Effects of Alloying Elements and Cooling Rate on Austenite Grain Growth in Solidification and the Subsequent Cooling Processes of Low Alloy Steels

Abstract

Effects of alloying elements and cooling rate on γ grain growth behavior in the solidification and subsequent cooling processes of low alloy steels have been studied in relation to surface cracking of continuously cast (CC) slabs.
Grain growth of γ phase occurs rapidly below a completion temperature of transformation into γ phase (T_γ ), since strong pinning effect of the second phase such as δ-ferrite and/or liquid phase on γ grain boundary migration disappears. Thus γ grain size of as-cast steels can mainly be determined by T_γ, i.e., the maximum grain size is obtained at a peritectic composition, as expected from Fe-C phase diagram. The carbon concentration at the peritectic point is significantly shifted by the addition of alloying elements.
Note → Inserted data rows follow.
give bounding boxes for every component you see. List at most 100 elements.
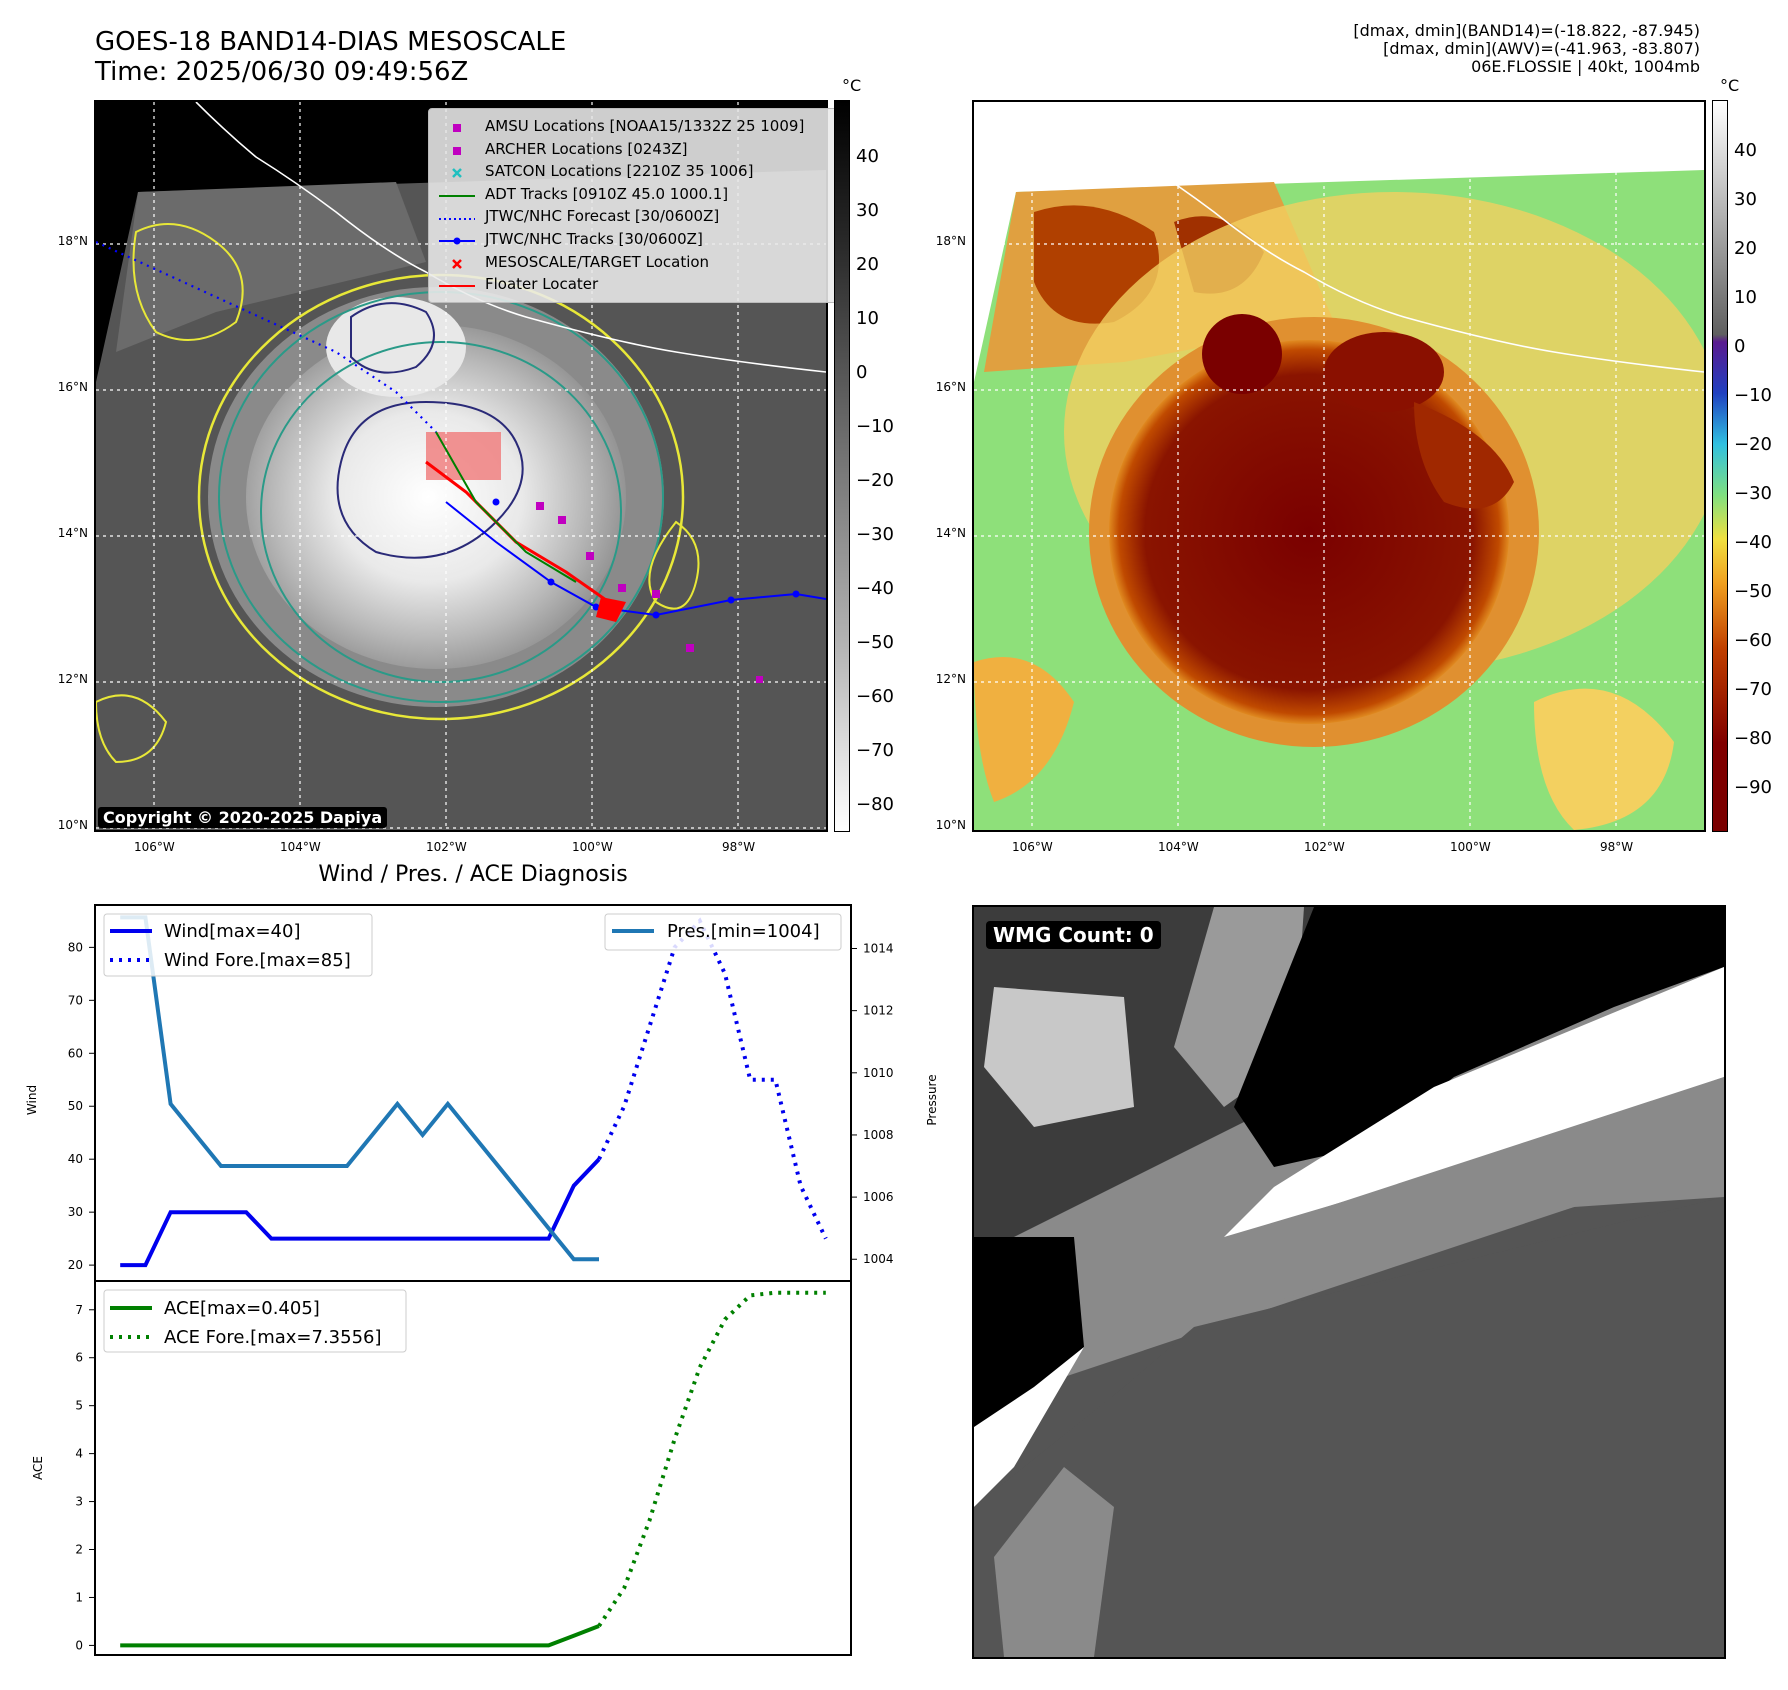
lon-label: 98°W [1600, 840, 1634, 854]
colorbar-tick: 30 [1734, 189, 1757, 210]
color-ir-map [972, 100, 1706, 832]
best-track [445, 501, 826, 617]
legend-label: SATCON Locations [2210Z 35 1006] [485, 162, 754, 181]
floater-box [426, 432, 501, 480]
pressure-axis-label: Pressure [925, 1074, 939, 1125]
legend-label: Pres.[min=1004] [667, 921, 820, 942]
ir-map-svg [96, 102, 826, 830]
colorbar-tick: 20 [1734, 238, 1757, 259]
lon-label: 102°W [1304, 840, 1345, 854]
wmg-dark-gray [974, 1197, 1724, 1657]
tick-label: 1 [75, 1590, 83, 1604]
tick-label: 1004 [863, 1252, 894, 1266]
wmg-light-region [984, 987, 1134, 1127]
contour-yellow-e [648, 520, 700, 610]
coastline [1073, 102, 1704, 373]
colorbar-tick: −80 [1734, 728, 1772, 749]
colorbar-tick: 30 [856, 200, 879, 221]
color-se-band [1534, 688, 1674, 830]
legend-item-forecast: JTWC/NHC Forecast [30/0600Z] [437, 205, 829, 228]
tick-label: 5 [75, 1399, 83, 1413]
legend-label: ARCHER Locations [0243Z] [485, 139, 688, 158]
diagnosis-title: Wind / Pres. / ACE Diagnosis [318, 862, 628, 887]
lat-label: 12°N [935, 672, 966, 686]
colorbar-tick: 0 [1734, 336, 1746, 357]
best-track-points [492, 498, 800, 619]
colorbar-tick: −50 [856, 632, 894, 653]
title-line-1: GOES-18 BAND14-DIAS MESOSCALE [95, 27, 567, 57]
ir-cdo [246, 325, 626, 669]
pressure-series-line [120, 915, 599, 1262]
colorbar-tick: −10 [1734, 385, 1772, 406]
lat-label: 14°N [935, 526, 966, 540]
tick-label: 70 [68, 993, 83, 1007]
legend-square-marker [437, 119, 477, 133]
tick-label: 6 [75, 1351, 83, 1365]
wind-forecast-series-line [597, 917, 828, 1240]
legend-square-marker [437, 142, 477, 156]
colorbar-tick: −30 [1734, 483, 1772, 504]
lat-label: 18°N [57, 234, 88, 248]
lat-label: 12°N [57, 672, 88, 686]
tick-label: 30 [68, 1205, 83, 1219]
legend-line-dot-marker [437, 232, 477, 246]
colorbar-tick: −30 [856, 524, 894, 545]
stats-line-2: [dmax, dmin](AWV)=(-41.963, -83.807) [1383, 39, 1700, 58]
legend-x-marker [437, 255, 477, 269]
lon-label: 100°W [1450, 840, 1491, 854]
color-lon-labels: 106°W 104°W 102°W 100°W 98°W [972, 840, 1706, 860]
amsu-markers [536, 502, 763, 683]
map-gridlines [974, 102, 1704, 830]
stats-header: [dmax, dmin](BAND14)=(-18.822, -87.945) … [1353, 22, 1700, 76]
colorbar-tick: 10 [1734, 287, 1757, 308]
color-north-blob [1202, 314, 1282, 394]
legend-item-tracks: JTWC/NHC Tracks [30/0600Z] [437, 228, 829, 251]
wind-legend: Wind[max=40] Wind Fore.[max=85] [103, 913, 373, 977]
lon-label: 104°W [280, 840, 321, 854]
gray-colorbar-unit: °C [842, 76, 862, 95]
color-inner-storm [1109, 340, 1509, 724]
legend-item-floater: Floater Locater [437, 273, 829, 296]
wmg-white-left [974, 1347, 1084, 1507]
legend-label: AMSU Locations [NOAA15/1332Z 25 1009] [485, 117, 805, 135]
ace-series-line [120, 1624, 600, 1648]
ace-legend: ACE[max=0.405] ACE Fore.[max=7.3556] [103, 1289, 407, 1353]
color-ne-blob [1324, 332, 1444, 412]
lon-label: 106°W [134, 840, 175, 854]
tick-label: 20 [68, 1258, 83, 1272]
lon-label: 100°W [572, 840, 613, 854]
legend-item-adt: ADT Tracks [0910Z 45.0 1000.1] [437, 183, 829, 206]
pressure-legend: Pres.[min=1004] [604, 913, 842, 951]
wmg-black-region [1234, 907, 1724, 1167]
colorbar-tick: 20 [856, 254, 879, 275]
lat-label: 16°N [935, 380, 966, 394]
legend-item-archer: ARCHER Locations [0243Z] [437, 138, 829, 161]
tick-label: 1012 [863, 1004, 894, 1018]
color-colorbar-ticks: 40 30 20 10 0 −10 −20 −30 −40 −50 −60 −7… [1734, 100, 1784, 832]
tick-label: 3 [75, 1495, 83, 1509]
wmg-white-band [1224, 967, 1724, 1237]
contour-yellow-sw [96, 694, 168, 764]
colorbar-tick: 40 [1734, 140, 1757, 161]
legend-label: JTWC/NHC Tracks [30/0600Z] [485, 229, 703, 248]
colorbar-tick: −40 [856, 578, 894, 599]
map-legend: AMSU Locations [NOAA15/1332Z 25 1009] AR… [428, 108, 838, 303]
lon-label: 104°W [1158, 840, 1199, 854]
legend-label: MESOSCALE/TARGET Location [485, 252, 710, 271]
color-colorbar-unit: °C [1720, 76, 1740, 95]
stats-line-3: 06E.FLOSSIE | 40kt, 1004mb [1471, 57, 1700, 76]
legend-label: ACE[max=0.405] [164, 1298, 320, 1319]
colorbar-tick: −50 [1734, 581, 1772, 602]
legend-label: Wind[max=40] [164, 921, 301, 942]
colorbar-tick: −10 [856, 416, 894, 437]
lat-label: 16°N [57, 380, 88, 394]
tick-label: 80 [68, 940, 83, 954]
wmg-black-left [974, 1237, 1084, 1427]
legend-dotted-marker [437, 210, 477, 224]
wmg-panel: WMG Count: 0 [972, 905, 1726, 1659]
tick-label: 40 [68, 1152, 83, 1166]
colorbar-tick: −40 [1734, 532, 1772, 553]
contour-navy [336, 400, 524, 559]
ir-lat-labels: 18°N 16°N 14°N 12°N 10°N [40, 100, 90, 832]
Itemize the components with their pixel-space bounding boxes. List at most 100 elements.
The coefficient k_x on the shifting was determined separately for Mn, Ni, Si, Cr and S. Using the k_x for element X, carbon equivalent (C_p) for perifectic reaction of low alloy steels can be written additively as
C_p= C+Σik_xi·X_i
In the same composition, the γ grains are largely refined by increasing the cooling rate because of the effects of decrease in T_γ and of the suppress of γ grain boundary migration below T_γ.